Sì, e il mio libro la vuole proporre e quando non è possibile un contatto diretto con la Natura è possibile l'accostamento ai classici, ma anche con libri bellissimi che vengono prodotti per i bambini dove il contatto con la Natura è un punto di riferimento; del resto i bambini sono affascinati dalla Natura finché non vengono distolti da altri interessi e in questo la tecnologia fa la sua parte. Forse siamo già in una fase di transizione verso una specie semi-umana

Infatti ne parlava qualche anno fa il filosofo Derrick De Kerckhove quando diceva che i media sarebbero diventati un prolungamento del nostro corpo....

Un'ultima domanda: esiste la pet terapy, possiamo parlare di green terapy?

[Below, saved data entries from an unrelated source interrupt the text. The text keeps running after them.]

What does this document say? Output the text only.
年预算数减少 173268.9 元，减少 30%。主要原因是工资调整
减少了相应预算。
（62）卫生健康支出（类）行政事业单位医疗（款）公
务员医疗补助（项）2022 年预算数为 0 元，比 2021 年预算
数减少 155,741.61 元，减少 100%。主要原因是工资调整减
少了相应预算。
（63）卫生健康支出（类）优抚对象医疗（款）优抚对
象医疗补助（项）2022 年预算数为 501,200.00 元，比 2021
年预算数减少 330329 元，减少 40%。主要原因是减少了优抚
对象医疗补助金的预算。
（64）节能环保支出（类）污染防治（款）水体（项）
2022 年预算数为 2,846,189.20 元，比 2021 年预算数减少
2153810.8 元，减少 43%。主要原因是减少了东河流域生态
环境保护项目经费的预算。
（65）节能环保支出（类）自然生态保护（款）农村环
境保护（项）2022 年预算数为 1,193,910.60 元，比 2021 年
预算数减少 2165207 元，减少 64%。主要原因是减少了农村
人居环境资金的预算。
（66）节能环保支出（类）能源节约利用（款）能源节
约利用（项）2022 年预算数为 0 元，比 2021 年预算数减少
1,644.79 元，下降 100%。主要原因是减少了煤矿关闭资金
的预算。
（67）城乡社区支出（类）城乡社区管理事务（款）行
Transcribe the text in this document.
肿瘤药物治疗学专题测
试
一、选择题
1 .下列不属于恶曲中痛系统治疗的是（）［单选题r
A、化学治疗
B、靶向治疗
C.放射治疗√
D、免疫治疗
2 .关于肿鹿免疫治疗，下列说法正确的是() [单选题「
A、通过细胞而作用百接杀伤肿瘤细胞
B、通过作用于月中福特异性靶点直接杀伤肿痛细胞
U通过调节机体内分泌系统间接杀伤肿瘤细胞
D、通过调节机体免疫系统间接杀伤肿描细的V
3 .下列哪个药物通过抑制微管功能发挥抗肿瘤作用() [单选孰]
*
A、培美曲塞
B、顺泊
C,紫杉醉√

La pet terapy fa parte della green terapy perché la Natura è il tutto

È vero!

Anche la scrittura è in relazione alla green terapy, potremmo parlare di write terapy. Ma anche semplicemente di cura verso noi stessi attraverso un'attenzione nei confronti della Natura. L'attenzione cresce se usi la penna e scrivi: ciò che hai percepito attraverso i sensi quando diventa scrittura prolunga ancora di più questa emozione. Quando noi rileggiamo le pagine che narrano l'esperienza con la natura è come se si riattivasse una risonanza cosmica e la scrittura diventa la grande mediatrice tra noi e la natura esterna divenendo fonte di riconciliazione. Del resto tutti i grandi scienziati, romanzieri e poeti non hanno fatto altro che scrivere di Natura.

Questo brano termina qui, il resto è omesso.